Przedstawiciel firmy, który powiedział, że komunikował się z hakerami w imieniu dyrektora finansowego, a następnie udało się wynegocjować okup w dół do 4,5 mln USD, raport dalej powiedział.
“Dobra, pospieszmy się z tym do przodu”. Jakie są kolejne kroki”, zapytał przedstawiciel firmy w wiadomości do hakerów, dodał.

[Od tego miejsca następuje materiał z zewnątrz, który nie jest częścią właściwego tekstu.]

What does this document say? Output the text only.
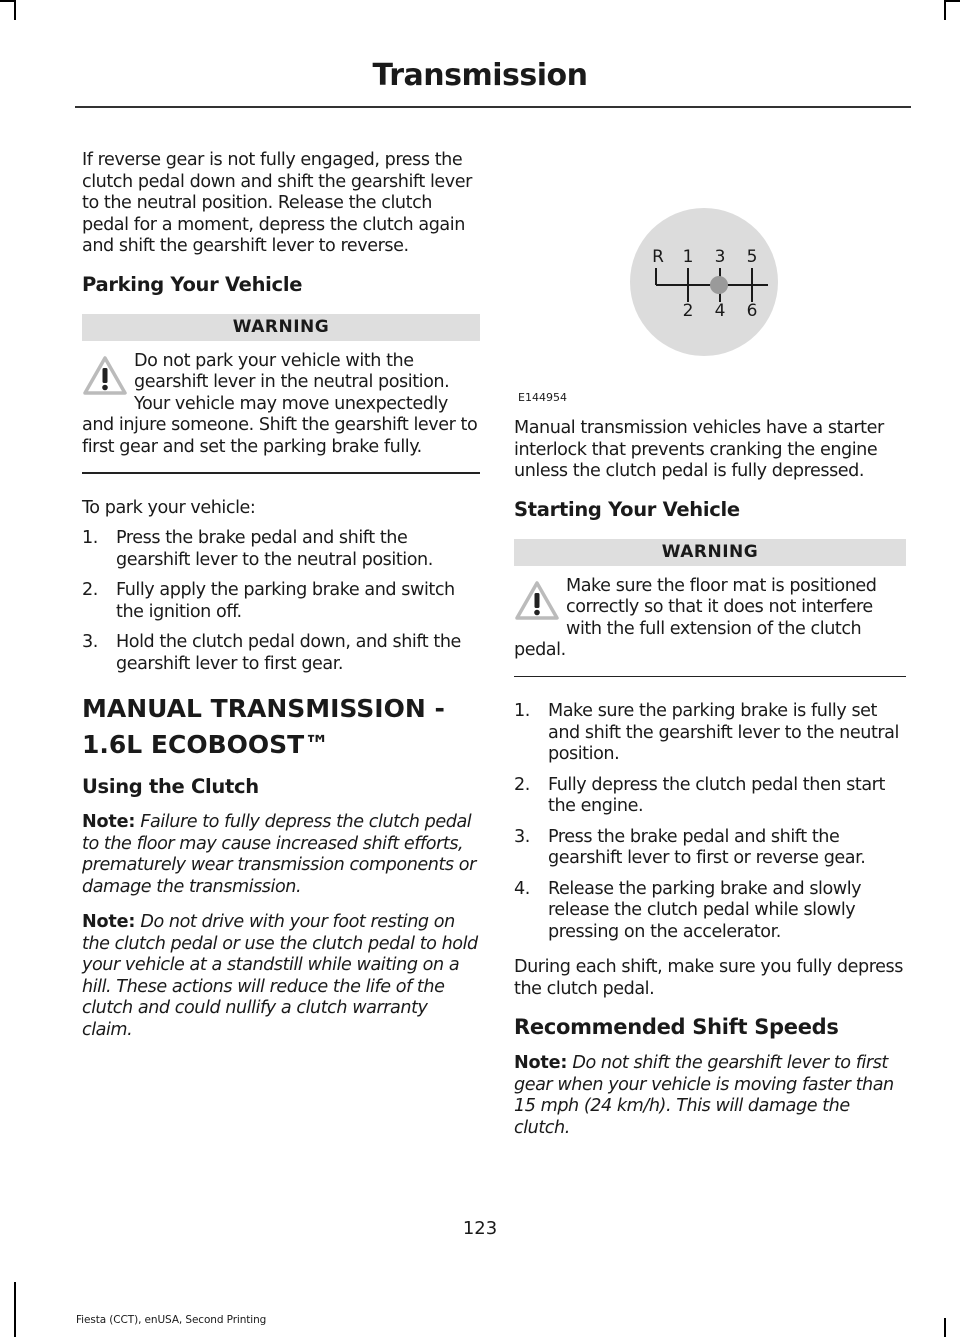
Transmission

If reverse gear is not fully engaged, press the clutch pedal down and shift the gearshift lever to the neutral position. Release the clutch pedal for a moment, depress the clutch again and shift the gearshift lever to reverse.

Parking Your Vehicle
WARNING
Do not park your vehicle with the gearshift lever in the neutral position. Your vehicle may move unexpectedly and injure someone. Shift the gearshift lever to first gear and set the parking brake fully.

To park your vehicle:

1. Press the brake pedal and shift the gearshift lever to the neutral position.
2. Fully apply the parking brake and switch the ignition off.
3. Hold the clutch pedal down, and shift the gearshift lever to first gear.
MANUAL TRANSMISSION -
1.6L ECOBOOST™
Using the Clutch

Note: Failure to fully depress the clutch pedal to the floor may cause increased shift efforts, prematurely wear transmission components or damage the transmission.

Note: Do not drive with your foot resting on the clutch pedal or use the clutch pedal to hold your vehicle at a standstill while waiting on a hill. These actions will reduce the life of the clutch and could nullify a clutch warranty claim.

R 1 3 5
2 4 6
E144954

Manual transmission vehicles have a starter interlock that prevents cranking the engine unless the clutch pedal is fully depressed.

Starting Your Vehicle
WARNING
Make sure the floor mat is positioned correctly so that it does not interfere with the full extension of the clutch pedal.
1. Make sure the parking brake is fully set and shift the gearshift lever to the neutral position.
2. Fully depress the clutch pedal then start the engine.
3. Press the brake pedal and shift the gearshift lever to first or reverse gear.
4. Release the parking brake and slowly release the clutch pedal while slowly pressing on the accelerator.

During each shift, make sure you fully depress the clutch pedal.

Recommended Shift Speeds

Note: Do not shift the gearshift lever to first gear when your vehicle is moving faster than 15 mph (24 km/h). This will damage the clutch.

123
Fiesta (CCT), enUSA, Second Printing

Ponadto, w raporcie stwierdzono, że notatka pozostawiona na skompromitowanych komputerach wyraźnie pokazała, że napastnicy ukradli dwa terabajty plików, które podobno zawierały dokumenty bezpieczeństwa, raporty finansowe i dane pracowników, takie jak wynagrodzenia i adresy e-mail.
Pomimo tej noty CWT stwierdziła jednak w oświadczeniu, że “nie ma żadnych przesłanek, aby sądzić, że dane osobowe/informacja o klientach i podróżnych zostały narażone na szwank”, dodając jednocześnie, że tymczasowo zamknęli oni wszystkie systemy komputerowe “jako środek zapobiegawczy” i że systemy są “z powrotem online i incydent już się zakończył”.
Incydent z udziałem CWT jest daleki od pierwszego przypadku, w którym cyberprzestępcy domagali się zachowania kryptokrytycznej waluty w ramach ataków na oprogramowanie służące do dokonywania okupu.
W dniu 23 lipca wielonarodowa firma technologiczna Garmin została zaatakowana przez okupantów, którym udało się zaszyfrować dużą liczbę plików wewnętrznych i zlikwidować kilka usług oferowanych przez firmę najbardziej znaną ze swoich rozwiązań w zakresie nawigacji GPS.
Według raportu Bleeping Computer, firma Garmin uzyskała klucz szyfrujący niezbędny do przywrócenia jej usług, co niemal na pewno oznacza, że okup został zapłacony, podczas gdy obserwatorzy branżowi spekulują, że zapłata została najprawdopodobniej dokonana w krypcie.
Według nienazwanych źródeł Bleeping Computer, napastnicy w sprawie Garmina zażądali 10 milionów dolarów okupu za klucz szyfrujący. Garmin odmówił przedstawienia jakichkolwiek uwag na temat tego incydentu.
Oprócz Garmina, podobny atak uderzył również w Telecom S.A., największą firmę telekomunikacyjną w Argentynie, w zeszłym miesiącu, gdy hakerzy zażądali 7,5 mln USD w monero (XMR), aby zapłacić za przywrócenie dostępu do wewnętrznych plików. Nie ma jeszcze informacji, czy spółka zapłaciła okup, czy nie.